Delgado’s character, Maria, being an essential worker, is seen working on the front lines of the pandemic. In episode five of the series, Maria tells Phil how exhausting it is to work through the pandemic, and how she has taken on much more responsibility in her job since the crisis began.
“To me, it’s my favorite episode, just because of what she goes through, and how she speaks about it,” said Delgado. “I always think, if only certain people that are still so against science would watch this episode and listen to her, but who knows if even her words would change their minds?” she said.
“Covid Ditty” has been recognized by both local and international film festivals over the last year. Greenstein said he decided to sign up for a film class at New York University (NYU), and his professor urged the students in the class to submit their projects to various film festivals. Greenstein took the professor’s advice, and his series has since been nominated, and has even won some film festival awards.

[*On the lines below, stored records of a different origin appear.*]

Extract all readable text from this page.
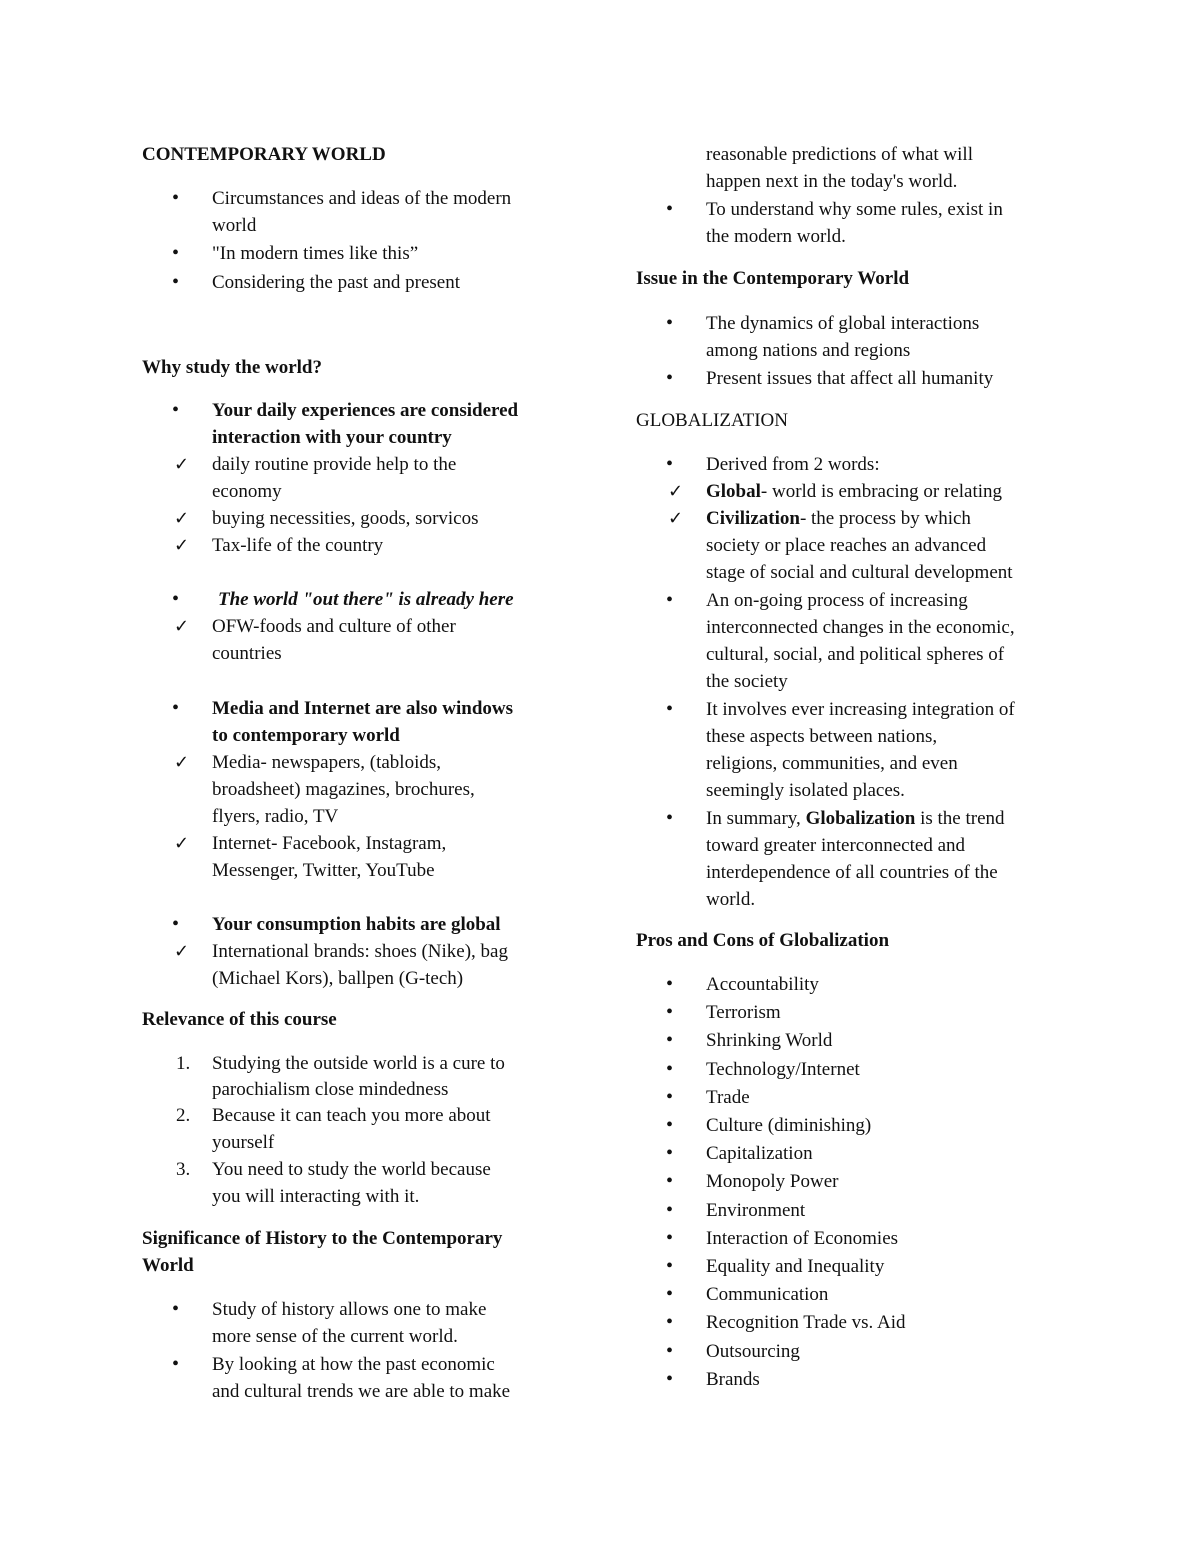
CONTEMPORARY WORLD
•
Circumstances and ideas of the modern
world
•
"In modern times like this”
•
Considering the past and present
Why study the world?
•
Your daily experiences are considered
interaction with your country
✓
daily routine provide help to the
economy
✓
buying necessities, goods, sorvicos
✓
Tax-life of the country
•
The world "out there" is already here
✓
OFW-foods and culture of other
countries
•
Media and Internet are also windows
to contemporary world
✓
Media- newspapers, (tabloids,
broadsheet) magazines, brochures,
flyers, radio, TV
✓
Internet- Facebook, Instagram,
Messenger, Twitter, YouTube
•
Your consumption habits are global
✓
International brands: shoes (Nike), bag
(Michael Kors), ballpen (G-tech)
Relevance of this course
1. Studying the outside world is a cure to
parochialism close mindedness
2. Because it can teach you more about
yourself
3. You need to study the world because
you will interacting with it.
Significance of History to the Contemporary
World
•
Study of history allows one to make
more sense of the current world.
•
By looking at how the past economic
and cultural trends we are able to make
reasonable predictions of what will
happen next in the today's world.
•
To understand why some rules, exist in
the modern world.
Issue in the Contemporary World
•
The dynamics of global interactions
among nations and regions
•
Present issues that affect all humanity
GLOBALIZATION
•
Derived from 2 words:
✓
Global- world is embracing or relating
✓
Civilization- the process by which
society or place reaches an advanced
stage of social and cultural development
•
An on-going process of increasing
interconnected changes in the economic,
cultural, social, and political spheres of
the society
•
It involves ever increasing integration of
these aspects between nations,
religions, communities, and even
seemingly isolated places.
•
In summary, Globalization is the trend
toward greater interconnected and
interdependence of all countries of the
world.
Pros and Cons of Globalization
•
Accountability
•
Terrorism
•
Shrinking World
•
Technology/Internet
•
Trade
•
Culture (diminishing)
•
Capitalization
•
Monopoly Power
•
Environment
•
Interaction of Economies
•
Equality and Inequality
•
Communication
•
Recognition Trade vs. Aid
•
Outsourcing
•
Brands
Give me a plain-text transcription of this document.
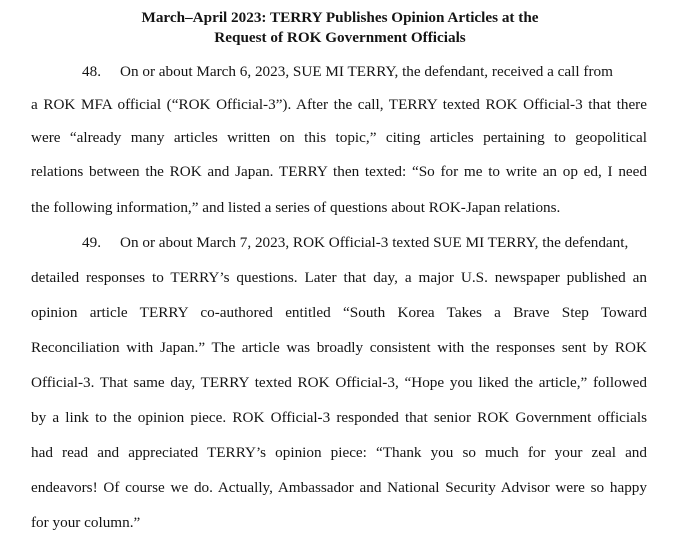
March–April 2023: TERRY Publishes Opinion Articles at the
Request of ROK Government Officials
48. On or about March 6, 2023, SUE MI TERRY, the defendant, received a call from
a ROK MFA official (“ROK Official-3”). After the call, TERRY texted ROK Official-3 that there
were “already many articles written on this topic,” citing articles pertaining to geopolitical
relations between the ROK and Japan. TERRY then texted: “So for me to write an op ed, I need
the following information,” and listed a series of questions about ROK-Japan relations.
49. On or about March 7, 2023, ROK Official-3 texted SUE MI TERRY, the defendant,
detailed responses to TERRY’s questions. Later that day, a major U.S. newspaper published an
opinion article TERRY co-authored entitled “South Korea Takes a Brave Step Toward
Reconciliation with Japan.” The article was broadly consistent with the responses sent by ROK
Official-3. That same day, TERRY texted ROK Official-3, “Hope you liked the article,” followed
by a link to the opinion piece. ROK Official-3 responded that senior ROK Government officials
had read and appreciated TERRY’s opinion piece: “Thank you so much for your zeal and
endeavors! Of course we do. Actually, Ambassador and National Security Advisor were so happy
for your column.”
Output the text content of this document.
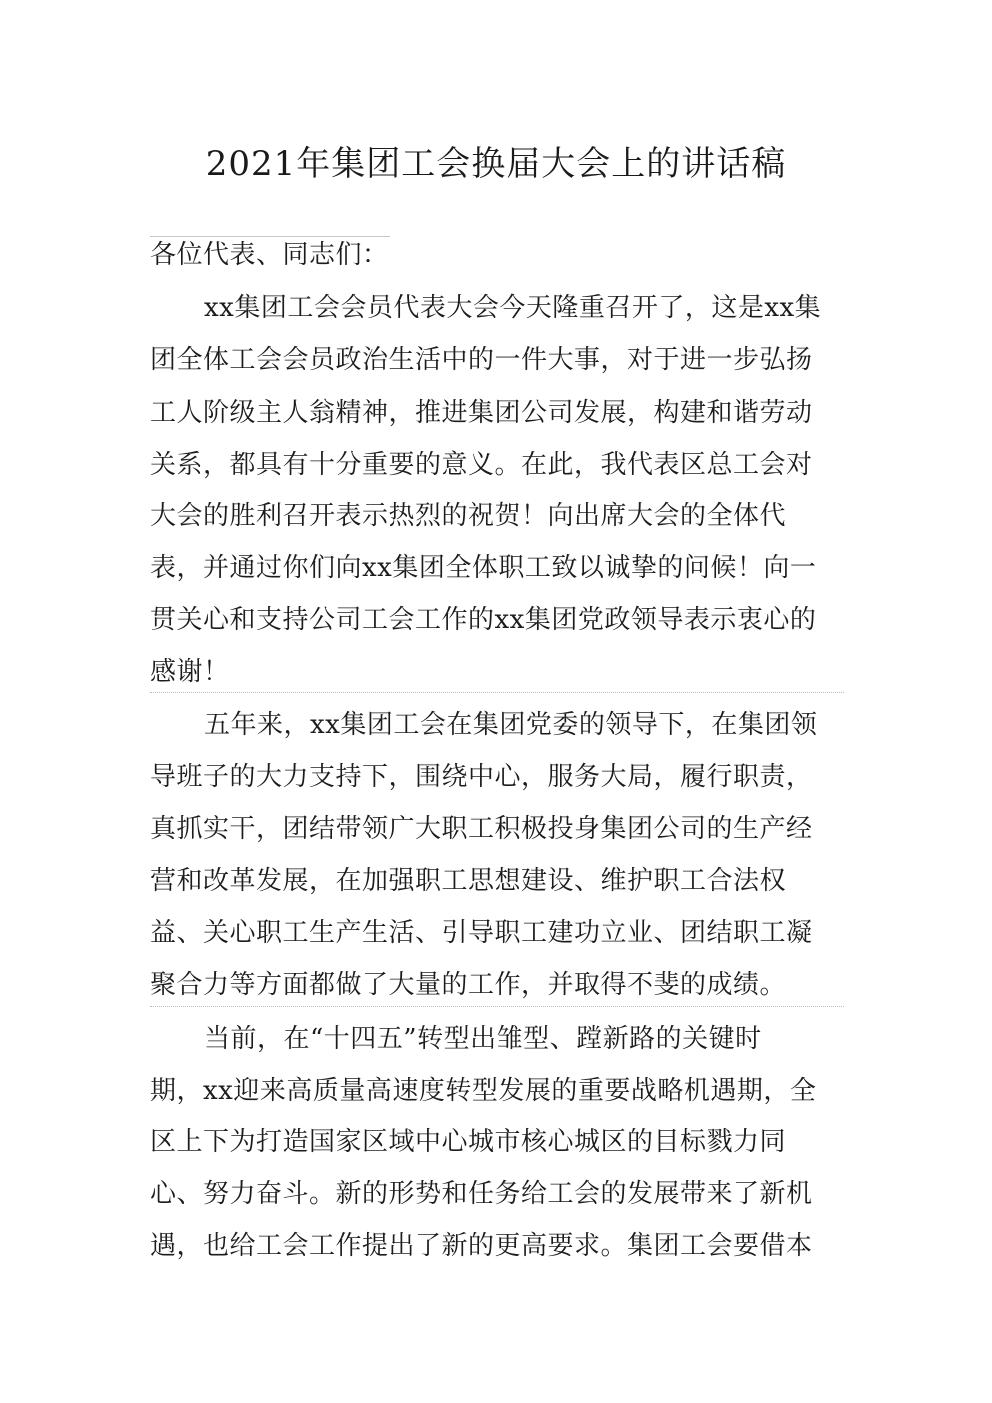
2021年集团工会换届大会上的讲话稿
各位代表、同志们：
xx集团工会会员代表大会今天隆重召开了，这是xx集
团全体工会会员政治生活中的一件大事，对于进一步弘扬
工人阶级主人翁精神，推进集团公司发展，构建和谐劳动
关系，都具有十分重要的意义。在此，我代表区总工会对
大会的胜利召开表示热烈的祝贺！向出席大会的全体代
表，并通过你们向xx集团全体职工致以诚挚的问候！向一
贯关心和支持公司工会工作的xx集团党政领导表示衷心的
感谢！
五年来，xx集团工会在集团党委的领导下，在集团领
导班子的大力支持下，围绕中心，服务大局，履行职责，
真抓实干，团结带领广大职工积极投身集团公司的生产经
营和改革发展，在加强职工思想建设、维护职工合法权
益、关心职工生产生活、引导职工建功立业、团结职工凝
聚合力等方面都做了大量的工作，并取得不斐的成绩。
当前，在“十四五”转型出雏型、蹚新路的关键时
期，xx迎来高质量高速度转型发展的重要战略机遇期，全
区上下为打造国家区域中心城市核心城区的目标戮力同
心、努力奋斗。新的形势和任务给工会的发展带来了新机
遇，也给工会工作提出了新的更高要求。集团工会要借本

Among others, the series was recognized in the Best Shorts Competition, won a Talent of the Year award at the Amsterdam International Film Festival, won a Bronze Award at the Independent Shorts Awards in Los Angeles, received an Honorable Mention at the New York Movie Awards, and won Best Web/TV Series at the Florence Film Awards.
Delgado describes “Covid Ditty” as “the little engine that could,” explaining how remarkable it is that the series has received the kind of recognition that it has.

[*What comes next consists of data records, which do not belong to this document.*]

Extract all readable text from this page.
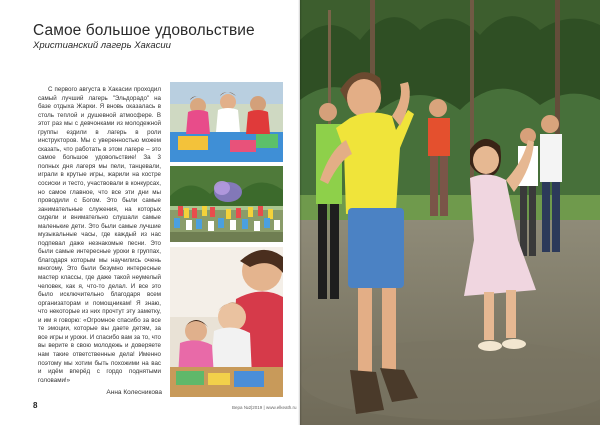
Самое большое удовольствие
Христианский лагерь Хакасии

С первого августа в Хакасии проходил самый лучший лагерь "Эльдорадо" на базе отдыха Жарки. Я вновь оказалась в столь теплой и душевной атмосфере. В этот раз мы с девчонками из молодежной группы ездили в лагерь в роли инструкторов. Мы с уверенностью можем сказать, что работать в этом лагере – это самое большое удовольствие! За 3 полных дня лагеря мы пели, танцевали, играли в крутые игры, жарили на костре сосиски и тесто, участвовали в конкурсах, но самое главное, что все эти дни мы проводили с Богом. Это были самые занимательные служения, на которых сидели и внимательно слушали самые маленькие дети. Это были самые лучшие музыкальные часы, где каждый из нас подпевал даже незнакомые песни. Это были самые интересные уроки в группах, благодаря которым мы научились очень многому. Это были безумно интересные мастер классы, где даже такой неумелый человек, как я, что-то делал. И все это было исключительно благодаря всем организаторам и помощникам! Я знаю, что некоторые из них прочтут эту заметку, и им я говорю: «Огромное спасибо за все те эмоции, которые вы даете детям, за все игры и уроки. И спасибо вам за то, что вы верите в свою молодежь и доверяете нам такие ответственные дела! Именно поэтому мы хотим быть похожими на вас и идём вперёд с гордо поднятыми головами!»

Анна Колесникова
8	Вера №2|2019 | www.elkeath.ru
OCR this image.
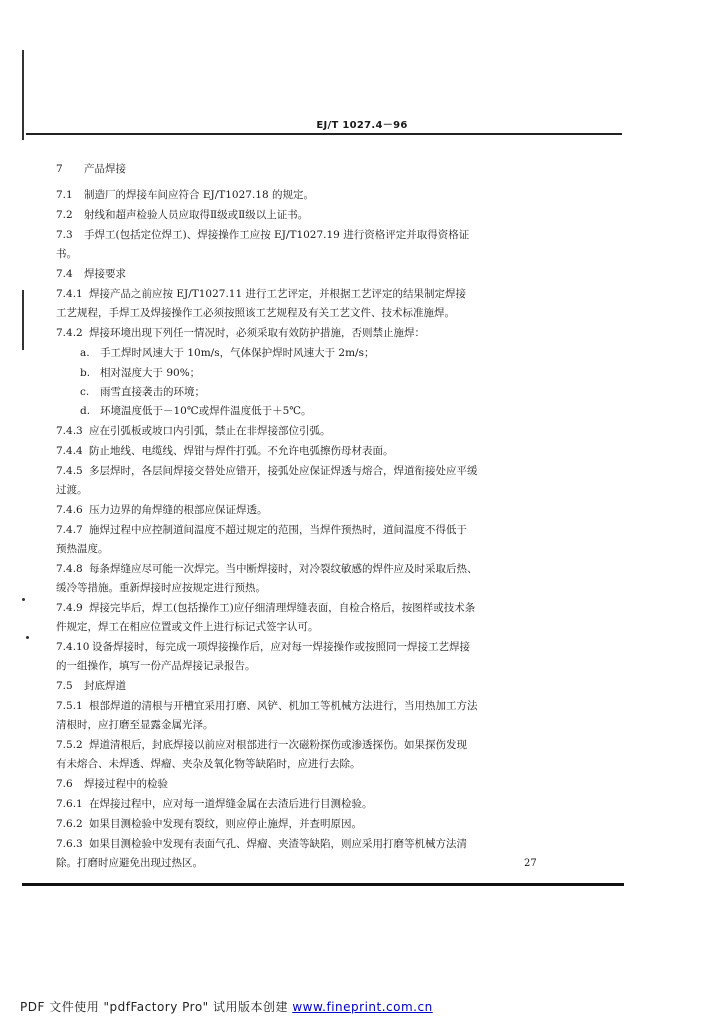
EJ/T 1027.4－96
7 产品焊接
7.1 制造厂的焊接车间应符合 EJ/T1027.18 的规定。
7.2 射线和超声检验人员应取得Ⅱ级或Ⅱ级以上证书。
7.3 手焊工(包括定位焊工)、焊接操作工应按 EJ/T1027.19 进行资格评定并取得资格证
书。
7.4 焊接要求
7.4.1 焊接产品之前应按 EJ/T1027.11 进行工艺评定，并根据工艺评定的结果制定焊接
工艺规程，手焊工及焊接操作工必须按照该工艺规程及有关工艺文件、技术标准施焊。
7.4.2 焊接环境出现下列任一情况时，必须采取有效防护措施，否则禁止施焊：
a. 手工焊时风速大于 10m/s，气体保护焊时风速大于 2m/s；
b. 相对湿度大于 90%；
c. 雨雪直接袭击的环境；
d. 环境温度低于－10℃或焊件温度低于＋5℃。
7.4.3 应在引弧板或坡口内引弧，禁止在非焊接部位引弧。
7.4.4 防止地线、电缆线、焊钳与焊件打弧。不允许电弧擦伤母材表面。
7.4.5 多层焊时，各层间焊接交替处应错开，接弧处应保证焊透与熔合，焊道衔接处应平缓
过渡。
7.4.6 压力边界的角焊缝的根部应保证焊透。
7.4.7 施焊过程中应控制道间温度不超过规定的范围，当焊件预热时，道间温度不得低于
预热温度。
7.4.8 每条焊缝应尽可能一次焊完。当中断焊接时，对冷裂纹敏感的焊件应及时采取后热、
缓冷等措施。重新焊接时应按规定进行预热。
7.4.9 焊接完毕后，焊工(包括操作工)应仔细清理焊缝表面，自检合格后，按图样或技术条
件规定，焊工在相应位置或文件上进行标记式签字认可。
7.4.10 设备焊接时，每完成一项焊接操作后，应对每一焊接操作或按照同一焊接工艺焊接
的一组操作，填写一份产品焊接记录报告。
7.5 封底焊道
7.5.1 根部焊道的清根与开槽宜采用打磨、风铲、机加工等机械方法进行，当用热加工方法
清根时，应打磨至显露金属光泽。
7.5.2 焊道清根后，封底焊接以前应对根部进行一次磁粉探伤或渗透探伤。如果探伤发现
有未熔合、未焊透、焊瘤、夹杂及氧化物等缺陷时，应进行去除。
7.6 焊接过程中的检验
7.6.1 在焊接过程中，应对每一道焊缝金属在去渣后进行目测检验。
7.6.2 如果目测检验中发现有裂纹，则应停止施焊，并查明原因。
7.6.3 如果目测检验中发现有表面气孔、焊瘤、夹渣等缺陷，则应采用打磨等机械方法清
除。打磨时应避免出现过热区。	27
PDF 文件使用 "pdfFactory Pro" 试用版本创建 www.fineprint.com.cn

“It’s amazing, and it feels like it’s so worthwhile and so, I keep telling people, you know, it’s only eight minutes an episode! Give it a chance; I think you’ll enjoy it! So, hopefully we’ll keep going for a little bit, especially since the pandemic is not going anywhere yet, and see if we can keep reaching out to other people out there,” she said.
Plotzke agreed that it was great that the series was being recognized. “Steve and the entire cast and crew have poured a lot of love into this, and they deserve the accolades,” Plotzke said. “The series really highlights local life during the pandemic and is a great love letter to The Bronx. I’m glad so many people are seeing it,” she added.
Plotzke said she thinks the series could keep going as long as the pandemic lasts, and even beyond. “There will always be stories to tell in The Bronx, and these characters will still face interesting challenges and have good times, whether there’s a pandemic or not,” she said.
While Greenstein’s current goal is to get picked up by a streaming service, he said, ultimately, he hopes the series brings people together by showcasing their shared experiences.
The series is available to watch on YouTube and Greenstein is still making new episodes. There will be a screening party of the latest episode on Oct. 7 at 7:30 p.m. at An Béal Bocht Café, located at 445 West 238th Street in Fieldston.
“COVID Ditty” is also heading to the New York Movie Awards as part of a live screening which is open to the public on Sunday, Sept. 26, at the Kraine Theater, 85 East 4th Street in the East Village in Manhattan. Doors open at 8 p.m., with the screening starting at 8:30 p.m. For tickets, visit www.figid.nyc/events/nyma.
As for the future of the web series, Greenstein said he could see himself doing more episodes, especially if he receives financial support for the series. At this time, he’s pulling from his savings to produce the show, but he hopes someone will give his team the financial backing needed to keep it going.
“I just hope that they’re (the viewers) touched by the human experience of regular people that have been living through this, not the politicians, not the mouthpiece we see on the nightly news, the talking heads, the CNN commentators,” he said. “As an artist, as a writer, I think I’ve given an insight into just regular people who go to work every day, trying to make it better for themselves and their kids, to get by another day in The Bronx.”
*Síle Moloney contributed to this story.